As duas táticas envolvem isolamento. Na primeira, trata-se de um isolamento corporal, um afastamento físico. Na segunda, o isolamento é caracteristicamente espiritual, uma consideração imaginária de superioridade, de inferioridade, de diferença.

Na primeira tática, a solidão rompe com a política. Na segunda, a solidão é justamente a condição de possibilidade da forma imperialista da política (e da relação imperador-imperados). Pois, aquilo que menos podemos suportar é receber comandos da parte de alguém que consideramos nosso semelhante, de alguém que estimamos ser igual a nós (nesse caso, todos desejam imperar, uns sobre os outros).

(*) Cf. SPINOZA, Benedictus de. Ethica-Ética: edição bilingue latim-português. Trad. Tomaz Tadeu.
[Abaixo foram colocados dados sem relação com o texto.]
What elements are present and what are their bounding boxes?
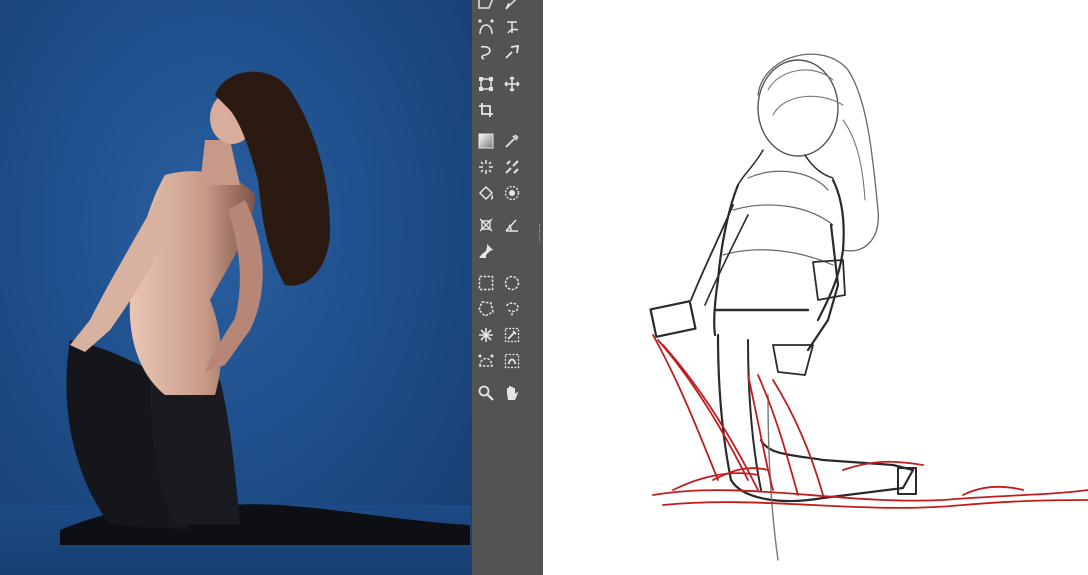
- neck: [200, 140, 240, 185]
- freehand-path-icon[interactable]: [475, 41, 497, 63]
- crop-icon[interactable]: [475, 99, 497, 121]
- hand-icon[interactable]: [501, 382, 523, 404]
- pen-icon[interactable]: [501, 0, 523, 14]
- pin-icon[interactable]: [475, 240, 497, 262]
- fill-bucket-icon[interactable]: [475, 182, 497, 204]
- dynamic-brush-icon[interactable]: [501, 41, 523, 63]
- magnetic-select-icon[interactable]: [501, 350, 523, 372]
- bezier-select-icon[interactable]: [475, 350, 497, 372]
- toolbox: [471, 0, 543, 575]
- sketch-leg-front: [716, 333, 733, 482]
- sketch-hair: [757, 53, 879, 252]
- multibrush-icon[interactable]: [501, 156, 523, 178]
- sketch-left-hand: [649, 300, 697, 338]
- transform-icon[interactable]: [475, 73, 497, 95]
- reference-photo-panel: [0, 0, 471, 575]
- ellipse-select-icon[interactable]: [501, 272, 523, 294]
- shape-icon[interactable]: [475, 0, 497, 14]
- rect-select-icon[interactable]: [475, 272, 497, 294]
- gradient-icon[interactable]: [475, 130, 497, 152]
- smart-patch-icon[interactable]: [475, 156, 497, 178]
- assistant-icon[interactable]: [475, 214, 497, 236]
- eyedropper-icon[interactable]: [501, 130, 523, 152]
- text-path-icon[interactable]: [501, 16, 523, 38]
- polygon-select-icon[interactable]: [475, 298, 497, 320]
- zoom-icon[interactable]: [475, 382, 497, 404]
- enclose-fill-icon[interactable]: [501, 182, 523, 204]
- measure-icon[interactable]: [501, 214, 523, 236]
- torso: [129, 171, 255, 395]
- reference-figure: [60, 71, 470, 545]
- lasso-icon[interactable]: [501, 298, 523, 320]
- sketch-canvas[interactable]: [543, 0, 1088, 575]
- sketch-drawing: [649, 53, 1088, 561]
- similar-select-icon[interactable]: [501, 324, 523, 346]
- move-icon[interactable]: [501, 73, 523, 95]
- magic-wand-icon[interactable]: [475, 324, 497, 346]
- bezier-icon[interactable]: [475, 16, 497, 38]
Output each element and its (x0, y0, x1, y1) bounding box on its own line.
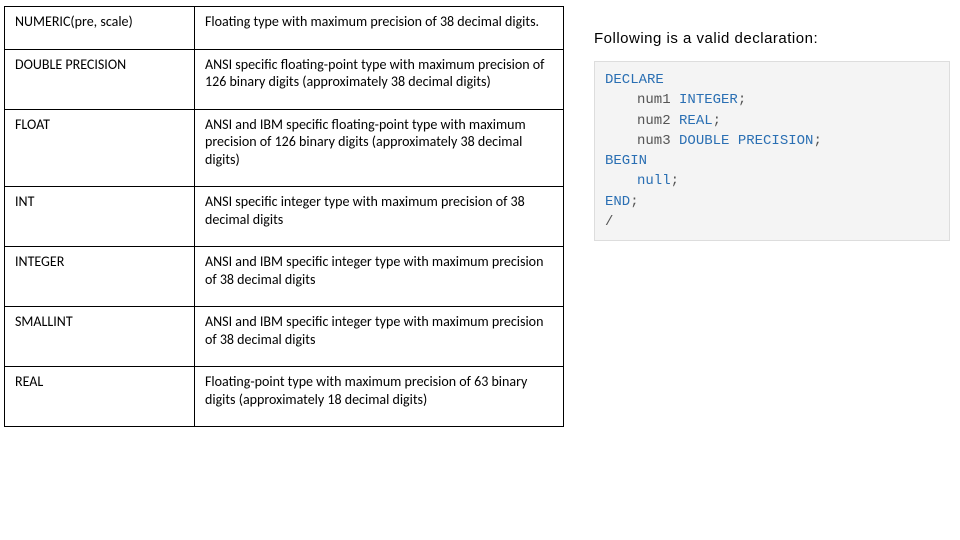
type-cell: DOUBLE PRECISION (5, 49, 195, 109)
types-table: NUMERIC(pre, scale) Floating type with m… (4, 6, 564, 427)
kw-type: REAL (679, 113, 713, 129)
desc-cell: ANSI and IBM specific integer type with … (195, 307, 564, 367)
semicolon: ; (713, 113, 721, 129)
desc-cell: ANSI and IBM specific integer type with … (195, 247, 564, 307)
table-row: NUMERIC(pre, scale) Floating type with m… (5, 7, 564, 50)
kw-type: INTEGER (679, 92, 738, 108)
code-block: DECLARE num1 INTEGER; num2 REAL; num3 DO… (594, 61, 950, 241)
semicolon: ; (630, 194, 638, 210)
type-cell: NUMERIC(pre, scale) (5, 7, 195, 50)
code-var: num1 (637, 92, 671, 108)
type-cell: INTEGER (5, 247, 195, 307)
type-cell: SMALLINT (5, 307, 195, 367)
table-row: INT ANSI specific integer type with maxi… (5, 187, 564, 247)
semicolon: ; (738, 92, 746, 108)
type-cell: INT (5, 187, 195, 247)
code-var: num2 (637, 113, 671, 129)
desc-cell: Floating type with maximum precision of … (195, 7, 564, 50)
left-column: NUMERIC(pre, scale) Floating type with m… (4, 6, 564, 534)
desc-cell: ANSI specific integer type with maximum … (195, 187, 564, 247)
right-column: Following is a valid declaration: DECLAR… (564, 6, 950, 534)
desc-cell: Floating-point type with maximum precisi… (195, 367, 564, 427)
right-heading: Following is a valid declaration: (594, 30, 950, 47)
table-row: REAL Floating-point type with maximum pr… (5, 367, 564, 427)
type-cell: FLOAT (5, 109, 195, 187)
code-slash: / (605, 214, 613, 230)
desc-cell: ANSI and IBM specific floating-point typ… (195, 109, 564, 187)
table-row: FLOAT ANSI and IBM specific floating-poi… (5, 109, 564, 187)
kw-declare: DECLARE (605, 72, 664, 88)
table-row: SMALLINT ANSI and IBM specific integer t… (5, 307, 564, 367)
table-row: DOUBLE PRECISION ANSI specific floating-… (5, 49, 564, 109)
semicolon: ; (671, 173, 679, 189)
semicolon: ; (813, 133, 821, 149)
code-var: num3 (637, 133, 671, 149)
kw-null: null (637, 173, 671, 189)
kw-begin: BEGIN (605, 153, 647, 169)
desc-cell: ANSI specific floating-point type with m… (195, 49, 564, 109)
kw-end: END (605, 194, 630, 210)
kw-type: DOUBLE PRECISION (679, 133, 813, 149)
table-row: INTEGER ANSI and IBM specific integer ty… (5, 247, 564, 307)
type-cell: REAL (5, 367, 195, 427)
Belo Horizonte: Autêntica, 2007 [1675]. Parte III, proposição 27.

Historiografia do acontecimento

Uma explicação histórica convincente deve mostrar o acontecimento passado como a única alternativa possível para uma determinada situação, na qual ele tem sua origem. Isso quer dizer que o acontecimento tem que se mostrar, para nós também, inteiramente determinado pela situação, ou seja, que suas causas sejam inteiramente conhecidas na sua determinação para produzir o acontecimento.

Isso faria do acontecimento um evento e mostraria a impossibilidade de uma ciência do acontecimento enquanto tal?

Ou devemos inteligir a historiografia do acontecimento como uma crítica do evento e mostrar que somos, enquanto seres humanos, incapazes de apreender de modo total a causalidade na história?

Solidão e política II

A única forma de amizade aceitável na política é a de amigos que governem a si mesmos, a de amigos rivais (se isso ainda pode ser chamado de amizade).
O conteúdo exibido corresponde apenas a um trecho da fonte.